Mais de 100 acadêmicos, escritores e ativistas de todo o mundo assinaram uma carta aberta condenando os planos de fechar um mestrado em Estudos Negros e Justiça Global na Universidade da Cidade de Birmingham (BCU) - apenas alguns meses após seu lançamento. A medida segue o fechamento controverso do curso de graduação em Estudos Negros da BCU em 2024, e gerou alertas de que os Estudos Negros estão sendo apagados do ensino superior do Reino Unido.

Cinco funcionários negros estão em risco de demissão, incluindo o Prof. Kehinde Andrews, um comentarista de destaque que foi pioneiro no desenvolvimento do programa de Estudos Negros da BCU. Andrews disse que ele e quatro colegas foram convocados para uma reunião com apenas 24 horas de aviso para serem informados de que uma decisão havia sido tomada em fevereiro para encerrar o mestrado. A universidade culpou a baixa procura. Oito alunos estão atualmente no curso de mestrado.

Andrews acrescentou: "O mestrado só começou este ano, então eles deram alguns meses antes de decidir cortá-lo, com zero consulta a funcionários ou alunos. Eles também admitiram não ter concluído uma avaliação de impacto de igualdade." Ele disse ao Guardian: "É realmente sobre apagamento. A universidade deveria se envergonhar." Andrews agora escreveu uma carta aberta ao conselho de governadores da universidade, pedindo que a decisão seja revista. Ele alega que a conduta da universidade e sua tomada de decisão são "profundamente falhas" e potencialmente discriminatórias.

As universidades do Reino Unido estão atualmente mergulhadas em uma crise financeira e muitas implementaram medidas generalizadas de corte de custos. No entanto, há alegações de que os cortes estão afetando desproporcionalmente o conhecimento negro. Andrews cita o caso do Prof. Hakim Adi, que foi demitido em 2023 pela Universidade de Chichester, que cortou seu Mestrado em Pesquisa sobre a história da África e da diáspora africana, e descreveu isso como "uma tendência preocupante". "Nos EUA, há um ataque ao pensamento intelectual negro; no Reino Unido, há tão pouco dele oferecido no ensino superior que o maior problema é a negligência. Quando conseguimos oferecer tais cursos, eles devem ser nutridos, não eliminados na primeira oportunidade", escreve Andrews em sua carta ao conselho.

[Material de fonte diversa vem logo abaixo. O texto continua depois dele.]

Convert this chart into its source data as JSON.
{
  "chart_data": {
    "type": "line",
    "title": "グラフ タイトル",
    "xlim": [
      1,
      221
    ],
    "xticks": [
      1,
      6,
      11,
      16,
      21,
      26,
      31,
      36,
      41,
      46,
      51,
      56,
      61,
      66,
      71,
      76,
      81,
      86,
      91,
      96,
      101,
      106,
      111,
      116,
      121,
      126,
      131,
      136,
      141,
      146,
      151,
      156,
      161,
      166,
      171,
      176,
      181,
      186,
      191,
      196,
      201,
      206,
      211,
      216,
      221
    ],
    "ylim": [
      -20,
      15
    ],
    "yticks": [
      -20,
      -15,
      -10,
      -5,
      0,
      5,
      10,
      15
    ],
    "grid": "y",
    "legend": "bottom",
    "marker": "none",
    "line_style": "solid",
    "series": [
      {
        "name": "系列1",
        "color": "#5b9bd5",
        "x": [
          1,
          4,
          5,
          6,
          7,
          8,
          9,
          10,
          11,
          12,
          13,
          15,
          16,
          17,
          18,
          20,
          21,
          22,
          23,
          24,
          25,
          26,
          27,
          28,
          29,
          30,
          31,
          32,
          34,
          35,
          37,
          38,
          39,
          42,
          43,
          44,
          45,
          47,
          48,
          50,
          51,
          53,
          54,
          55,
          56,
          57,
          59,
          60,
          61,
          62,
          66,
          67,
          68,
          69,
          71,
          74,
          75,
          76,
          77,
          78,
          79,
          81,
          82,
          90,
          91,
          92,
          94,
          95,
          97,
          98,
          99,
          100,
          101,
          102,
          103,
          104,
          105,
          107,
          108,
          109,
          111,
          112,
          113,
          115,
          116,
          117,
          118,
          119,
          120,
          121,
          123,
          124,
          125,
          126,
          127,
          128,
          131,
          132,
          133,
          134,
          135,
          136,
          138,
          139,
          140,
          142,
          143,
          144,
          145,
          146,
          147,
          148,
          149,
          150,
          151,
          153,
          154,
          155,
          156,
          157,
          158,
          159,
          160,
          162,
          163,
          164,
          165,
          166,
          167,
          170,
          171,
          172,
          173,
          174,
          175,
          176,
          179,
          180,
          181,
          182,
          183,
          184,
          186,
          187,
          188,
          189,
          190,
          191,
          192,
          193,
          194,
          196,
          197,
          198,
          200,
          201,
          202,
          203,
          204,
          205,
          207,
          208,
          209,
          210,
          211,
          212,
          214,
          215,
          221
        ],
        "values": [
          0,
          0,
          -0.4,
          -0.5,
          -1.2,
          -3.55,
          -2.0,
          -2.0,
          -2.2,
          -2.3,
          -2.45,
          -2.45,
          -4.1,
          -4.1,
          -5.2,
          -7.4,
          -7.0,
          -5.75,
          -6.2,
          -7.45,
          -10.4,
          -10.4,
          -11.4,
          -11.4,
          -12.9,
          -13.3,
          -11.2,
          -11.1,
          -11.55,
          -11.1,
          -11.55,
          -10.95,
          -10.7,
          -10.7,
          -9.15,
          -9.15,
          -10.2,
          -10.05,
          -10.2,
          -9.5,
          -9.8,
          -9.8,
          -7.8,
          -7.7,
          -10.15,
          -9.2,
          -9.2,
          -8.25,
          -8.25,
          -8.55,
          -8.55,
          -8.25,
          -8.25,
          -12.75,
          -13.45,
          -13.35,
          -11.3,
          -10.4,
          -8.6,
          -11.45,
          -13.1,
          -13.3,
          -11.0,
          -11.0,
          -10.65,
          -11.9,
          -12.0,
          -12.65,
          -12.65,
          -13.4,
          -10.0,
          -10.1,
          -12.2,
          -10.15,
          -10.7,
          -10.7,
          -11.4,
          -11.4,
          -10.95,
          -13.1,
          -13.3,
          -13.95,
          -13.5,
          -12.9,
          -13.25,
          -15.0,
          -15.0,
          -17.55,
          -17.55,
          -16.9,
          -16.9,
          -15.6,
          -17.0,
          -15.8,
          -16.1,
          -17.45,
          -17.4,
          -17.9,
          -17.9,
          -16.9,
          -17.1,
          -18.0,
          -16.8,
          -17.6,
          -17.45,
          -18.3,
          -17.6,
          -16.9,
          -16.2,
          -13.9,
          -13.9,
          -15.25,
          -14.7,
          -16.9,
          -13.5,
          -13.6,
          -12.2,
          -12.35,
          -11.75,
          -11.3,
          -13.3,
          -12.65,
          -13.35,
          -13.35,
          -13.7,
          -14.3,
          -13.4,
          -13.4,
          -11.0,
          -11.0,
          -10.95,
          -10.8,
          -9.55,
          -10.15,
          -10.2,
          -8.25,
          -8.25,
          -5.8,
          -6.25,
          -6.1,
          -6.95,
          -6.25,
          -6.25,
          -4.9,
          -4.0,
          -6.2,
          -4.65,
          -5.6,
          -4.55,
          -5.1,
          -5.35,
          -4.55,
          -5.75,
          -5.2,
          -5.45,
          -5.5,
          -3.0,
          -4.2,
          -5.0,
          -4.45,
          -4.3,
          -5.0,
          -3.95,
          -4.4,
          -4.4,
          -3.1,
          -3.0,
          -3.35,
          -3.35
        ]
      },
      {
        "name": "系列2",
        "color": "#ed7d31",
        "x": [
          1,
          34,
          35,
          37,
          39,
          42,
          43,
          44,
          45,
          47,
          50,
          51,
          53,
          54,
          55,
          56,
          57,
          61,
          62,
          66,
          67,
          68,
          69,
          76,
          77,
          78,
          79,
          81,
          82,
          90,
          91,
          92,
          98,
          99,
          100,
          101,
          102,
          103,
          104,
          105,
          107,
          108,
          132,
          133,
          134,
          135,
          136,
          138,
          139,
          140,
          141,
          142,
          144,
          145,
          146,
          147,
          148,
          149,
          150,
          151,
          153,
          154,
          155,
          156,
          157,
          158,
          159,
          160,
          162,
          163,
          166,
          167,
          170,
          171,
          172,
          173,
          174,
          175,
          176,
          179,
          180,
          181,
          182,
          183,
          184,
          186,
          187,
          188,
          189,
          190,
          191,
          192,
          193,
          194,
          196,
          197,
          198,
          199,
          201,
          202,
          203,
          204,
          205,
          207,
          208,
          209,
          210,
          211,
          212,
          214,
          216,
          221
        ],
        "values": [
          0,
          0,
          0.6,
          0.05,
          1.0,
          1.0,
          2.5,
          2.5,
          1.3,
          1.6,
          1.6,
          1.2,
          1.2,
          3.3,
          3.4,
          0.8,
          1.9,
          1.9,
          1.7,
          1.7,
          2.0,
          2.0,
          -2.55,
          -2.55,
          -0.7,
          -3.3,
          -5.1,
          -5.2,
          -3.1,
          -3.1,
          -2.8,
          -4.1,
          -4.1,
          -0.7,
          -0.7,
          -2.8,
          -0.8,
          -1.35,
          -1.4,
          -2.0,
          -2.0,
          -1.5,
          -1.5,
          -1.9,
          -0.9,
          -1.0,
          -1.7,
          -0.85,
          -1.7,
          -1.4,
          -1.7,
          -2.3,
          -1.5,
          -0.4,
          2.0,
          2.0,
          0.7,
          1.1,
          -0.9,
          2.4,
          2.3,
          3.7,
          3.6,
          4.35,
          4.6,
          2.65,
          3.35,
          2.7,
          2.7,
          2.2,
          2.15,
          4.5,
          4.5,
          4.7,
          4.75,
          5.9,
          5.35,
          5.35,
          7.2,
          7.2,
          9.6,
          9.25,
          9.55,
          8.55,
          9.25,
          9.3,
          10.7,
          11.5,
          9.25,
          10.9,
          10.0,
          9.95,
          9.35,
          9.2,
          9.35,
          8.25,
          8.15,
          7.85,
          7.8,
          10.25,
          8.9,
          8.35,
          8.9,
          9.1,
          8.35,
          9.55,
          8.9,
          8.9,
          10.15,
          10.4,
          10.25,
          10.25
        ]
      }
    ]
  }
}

Entre os signatários da carta está a Prof. Kalwant Bhopal, diretora do Centro de Pesquisa em Raça e Educação da Universidade de Birmingham, que disse que o fechamento do curso de mestrado da BCU "significa uma virada em direção ao reforço do conhecimento eurocêntrico e da branquitude, na qual alunos e acadêmicos negros não terão mais espaço para desafiar atos estruturais, institucionais e individuais de racismo no ensino superior. Isso segue um padrão de cursos anteriores que foram fechados e é uma tentativa das universidades de atacar e silenciar o conhecimento intelectual negro, reforçando o privilégio branco." Outros signatários incluem a jornalista e autora Yomi Adegoke, o artista, autor e ativista Akala, a deputada trabalhista Marsha de Cordova e Nicola Rollock, professora de política social e raça no King's College London, além de acadêmicos de todo o mundo.

Um porta-voz da universidade disse que, após uma revisão do portfólio de pós-graduação da BCU, um pequeno número de cursos - incluindo o mestrado em Estudos Negros - será retirado a partir de setembro devido à baixa demanda, embora os alunos atuais possam concluir seus estudos. "A universidade está explorando oportunidades para provisão alternativa em cada caso. Um processo de consulta está em andamento com os funcionários afetados para discutir o impacto dos fechamentos de cursos e explorar opções razoáveis para minimizar os cargos em risco."